Still, Home isn’t Windows Phone; they are distant cousins who have the same politics. That said, any opportunity to watch Frank saddle up his Gore Vidalian high horse is worthy of our time.

SkyDrive 3.0 and the Apple dance

The kerfuffle between Apple and Microsoft over payments cuts to subscription revenues regarding the SkyDrive products’ iOS application has reached a point of general detente, or at least less obloquy.

Microsoft: “We worked with Apple to create a solution that benefited our mutual customers. The SkyDrive app for iOS is slightly different than other SkyDrive apps in that people interested in buying additional storage will do so via the web versus in the app.”

Now, that sounds reasonable, doesn’t it? To avoid paying Apple a piece of Microsoft revenue from its customers, it is dropping the ability for its users to purchase storage on the iOS platform. Not ideal, but a functional compromise.

Why is all so odd, then? As I wrote before, this was the old situation:

Microsoft has persisted in trying to work out a compromise with Apple, but has thus far failed to come to an agreement. The company offered to remove all subscription options from its application, leaving it a non-revenue generating experience on iOS. The offer was rebuffed.

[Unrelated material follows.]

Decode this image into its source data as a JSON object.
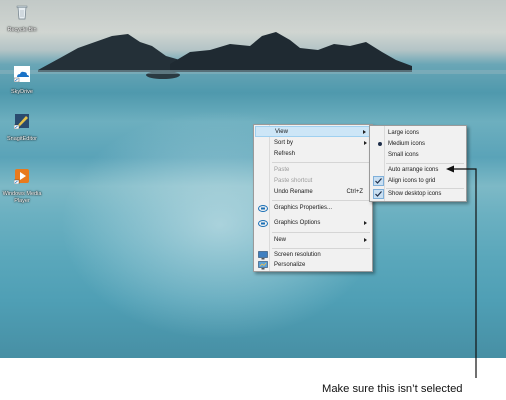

We haven’t managed to find anyone willing to break party line and explain what changed. All we can do is speculate. Still, for users, welcome to SkyDrive 3.0.

Internet Explorer market share

It was a big month for Internet Explorer 10: It picked up 1.35 percent market share, landing at the 2.93 percent mark. Impressive, frankly. Why? It picked up Windows 7 support. Internet Explorer as a whole picked up 0.01 percent market share, ending the month of March at 55.83 percent.

Microsoft’s old warhorse of a browser grew its Internet Explorer 10 market share at the expense of Internet Explorer 9, which could slip below 20 percent market share soon enough. Note; Now that Internet Explorer 10 works on Windows 7 we cannot use it as a proxy to track the success of Windows 8.

Windows market share

In the last month, Windows 8 picked up 0.52 percentage points, ending up at 3.31 percent. Windows Vista slipped under the 5 percent mark, landing at 4.99 percent. Destined to be a footnote in the Windows universe, Vista is shrinking into nothingness.

How is Windows doing overall? TNW’s Emil Protalinksi has the news:

Between February and March, Windows grabbed 0.27 percentage points (from 91.62 percent to 91.89 percent). This was OS X’s and Linux’s loss, which fell 0.23 percentage points (to 6.94 percent) and 0.04 percentage points (to 1.17 percent), respectively.

Now, that’s enough of all that. Knock off, have a lager, and pretend to work until your boss leaves early.